Dr. Lipton, who also serves as director of the Montefiore Headache Center, in the Bronx, said the trend away from narcotic treatment for severe headaches started in the 1980s with the recognition that opioid analgesics can make migraine worse in the long run.
He emphasized that he is not opposed to opioid use when appropriate, for example in patients with cancer. But, he said, opioids should not be a front-line remedy for migraine.
“Opioids may have a role in migraine when other treatments fail or are contraindicated, but this group is less than 2 percent of people with migraine. There are almost always other treatments that are more effective and safer. The new study showed a decline in opioid use for migraine in the ED to about one in four, and that represents real progress. But most patients receiving opioids in the ED for migraine would be better served by other classes of medication.”
Dr. Lipton pointed to a 2015 study conducted by his colleagues at Albert Einstein in which data from the National Hospital Ambulatory Medical Care Survey in 1998 and 2010 were compared. It showed that 50 percent of all migraine patients who visited emergency departments in 2010 received narcotic medications despite recommendations to the contrary. Moreover, they reported that opioid use was independently associated with prior visits to the same emergency department in the prior 12 months.
“I think the rate of use in the new study is probably better than the national rate,” Dr. Lipton said.
BY THE NUMBERS: MIGRAINE IN THE ED
- 2,824,710 ED visits in the database, 8,046 of which were for migraine
- 74 percent increase in the use of IV fluids by 2014
- 34 percent increase in use of ketorolac by 2014
- 22 percent increase in use of dexamethasone by 2014
- 56 percent significant decrease in parenteral narcotics at discharge
- 22 percent decrease in oral narcotics at discharge
GREATER OCCIPITAL NERVE BLOCK TRIAL FOR HEADACHE-FREE STATUS
Preliminary results from a randomized clinical trial that was halted early due to low enrollment found that performing a bilateral greater occipital nerve block (GONB) with bupivacaine helped 30 percent of migraine patients with headache achieve headache-free status after standard treatment with intravenous metoclopramide.
Because there is no randomized efficacy data on the indication, researchers led by Benjamin W. Friedman, MD, of the department of emergency medicine at Albert Einstein College of Medicine, Montefiore Health System, Bronx, NY, compared GONB against sham injection in patients at two urban hospital EDs to determine if treatment might help when moderate or severe headache is not resolved despite standard treatment with intravenous metoclopramide. The findings were published August 25 in Headache.
The primary outcome was complete headache freedom 30 minutes after the injection.
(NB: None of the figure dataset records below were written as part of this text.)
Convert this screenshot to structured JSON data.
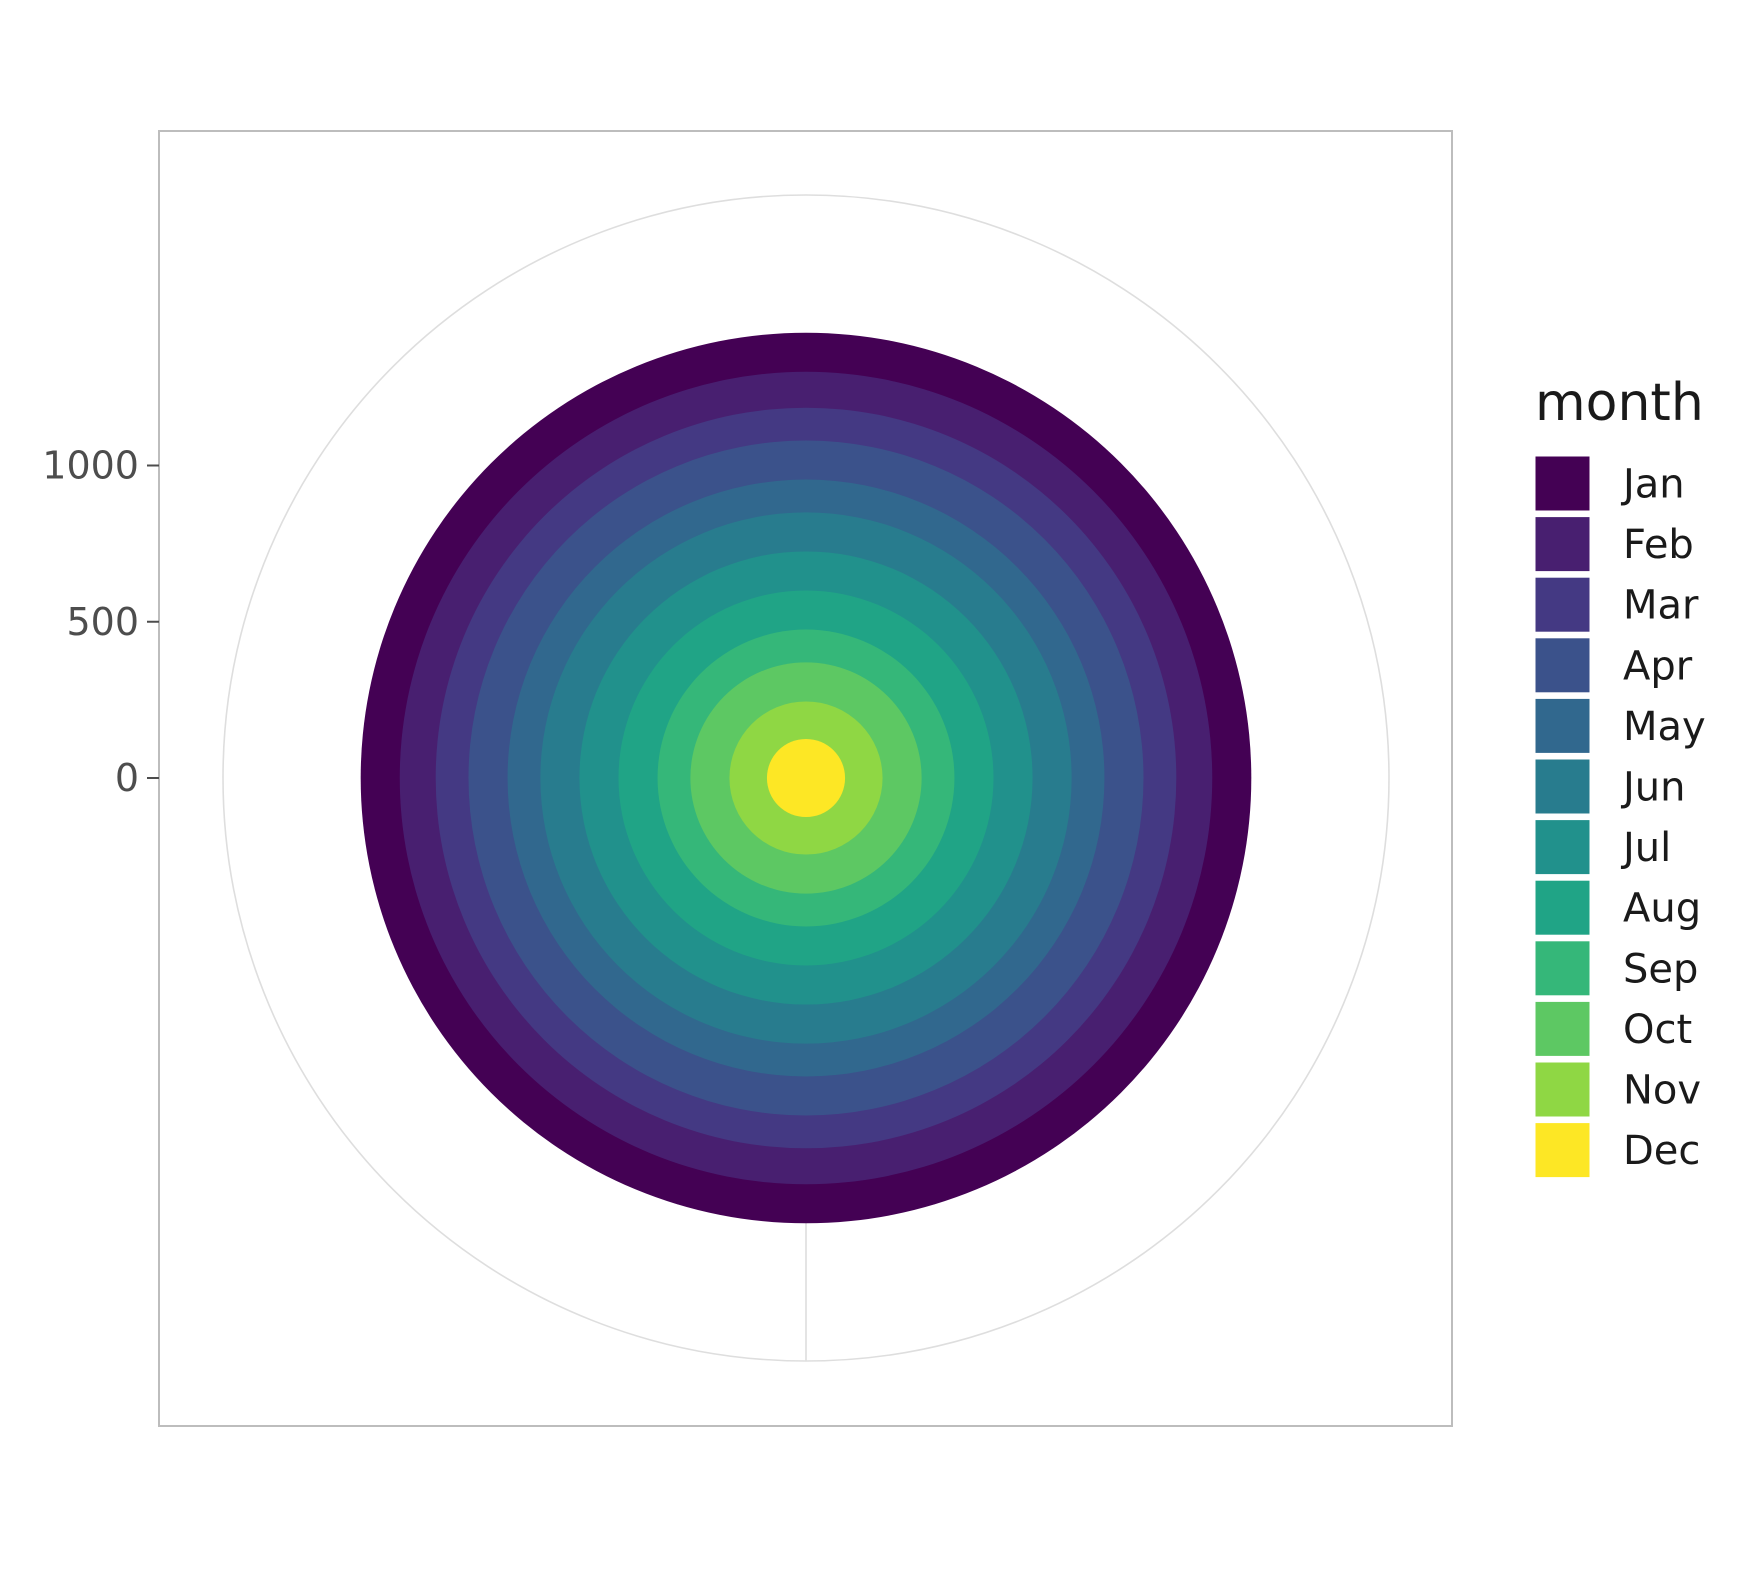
{
  "chart_data": {
    "type": "pie",
    "coord": "polar",
    "description_kind": "stacked bar in polar coordinates (concentric rings)",
    "categories": [
      "Jan",
      "Feb",
      "Mar",
      "Apr",
      "May",
      "Jun",
      "Jul",
      "Aug",
      "Sep",
      "Oct",
      "Nov",
      "Dec"
    ],
    "values": [
      125,
      115,
      105,
      125,
      105,
      125,
      125,
      125,
      105,
      125,
      120,
      125
    ],
    "colors": [
      "#440154",
      "#481F70",
      "#443983",
      "#3B528B",
      "#31688E",
      "#287C8E",
      "#21918C",
      "#20A486",
      "#35B779",
      "#5DC863",
      "#8FD744",
      "#FDE725"
    ],
    "legend": {
      "title": "month",
      "position": "right"
    },
    "y_ticks": [
      0,
      500,
      1000
    ],
    "y_tick_labels": [
      "0",
      "500",
      "1000"
    ],
    "ylim": [
      0,
      1650
    ],
    "grid": true,
    "title": "",
    "xlabel": "",
    "ylabel": ""
  }
}
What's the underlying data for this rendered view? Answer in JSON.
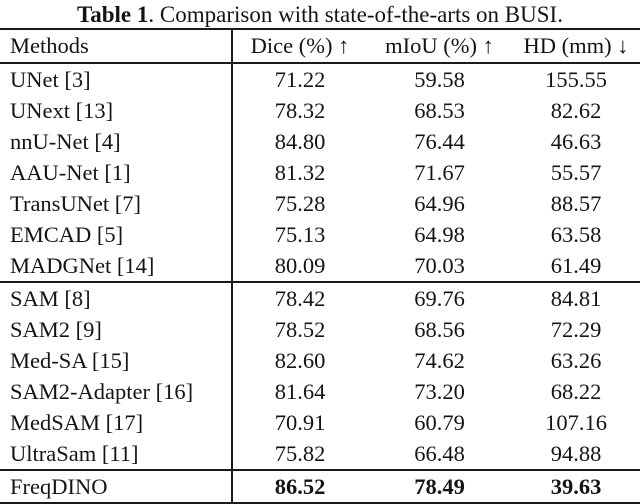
{
  "caption": {
    "label": "Table 1",
    "text": ". Comparison with state-of-the-arts on BUSI."
  },
  "table": {
    "columns": [
      "Methods",
      "Dice (%) ↑",
      "mIoU (%) ↑",
      "HD (mm) ↓"
    ],
    "rows": [
      {
        "method": "UNet [3]",
        "dice": "71.22",
        "miou": "59.58",
        "hd": "155.55"
      },
      {
        "method": "UNext [13]",
        "dice": "78.32",
        "miou": "68.53",
        "hd": "82.62"
      },
      {
        "method": "nnU-Net [4]",
        "dice": "84.80",
        "miou": "76.44",
        "hd": "46.63"
      },
      {
        "method": "AAU-Net [1]",
        "dice": "81.32",
        "miou": "71.67",
        "hd": "55.57"
      },
      {
        "method": "TransUNet [7]",
        "dice": "75.28",
        "miou": "64.96",
        "hd": "88.57"
      },
      {
        "method": "EMCAD [5]",
        "dice": "75.13",
        "miou": "64.98",
        "hd": "63.58"
      },
      {
        "method": "MADGNet [14]",
        "dice": "80.09",
        "miou": "70.03",
        "hd": "61.49"
      },
      {
        "method": "SAM [8]",
        "dice": "78.42",
        "miou": "69.76",
        "hd": "84.81"
      },
      {
        "method": "SAM2 [9]",
        "dice": "78.52",
        "miou": "68.56",
        "hd": "72.29"
      },
      {
        "method": "Med-SA [15]",
        "dice": "82.60",
        "miou": "74.62",
        "hd": "63.26"
      },
      {
        "method": "SAM2-Adapter [16]",
        "dice": "81.64",
        "miou": "73.20",
        "hd": "68.22"
      },
      {
        "method": "MedSAM [17]",
        "dice": "70.91",
        "miou": "60.79",
        "hd": "107.16"
      },
      {
        "method": "UltraSam [11]",
        "dice": "75.82",
        "miou": "66.48",
        "hd": "94.88"
      },
      {
        "method": "FreqDINO",
        "dice": "86.52",
        "miou": "78.49",
        "hd": "39.63"
      }
    ]
  },
  "chart_data": {
    "type": "table",
    "title": "Table 1. Comparison with state-of-the-arts on BUSI.",
    "columns": [
      "Methods",
      "Dice (%) ↑",
      "mIoU (%) ↑",
      "HD (mm) ↓"
    ],
    "groups": [
      {
        "name": "specialist-models",
        "row_indices": [
          0,
          1,
          2,
          3,
          4,
          5,
          6
        ]
      },
      {
        "name": "sam-based-models",
        "row_indices": [
          7,
          8,
          9,
          10,
          11,
          12
        ]
      },
      {
        "name": "proposed-method",
        "row_indices": [
          13
        ],
        "bold_values": true
      }
    ]
  },
  "colors": {
    "background": "#ffffff",
    "text": "#141414",
    "rule": "#1b1b1b"
  }
}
An important secondary outcome was sustained headache relief, defined as achieving a headache level of mild or none in the ED and maintaining a level of mild or none without the use of any additional headache medication for 48 hours.
The study was conducted over 31 months in 28 patients, 15 of whom were given sham injection and 13 who received GONB. Headache freedom at 30 minutes was achieved in 4 of the 13 patients in the treatment arm but none in the placebo arm, and 3 treated patients reported being headache-free at 48 hours, also compared to none in the sham patients.
The researchers concluded that despite being underpowered, the results suggested that GONB may be an effective treatment for such patients.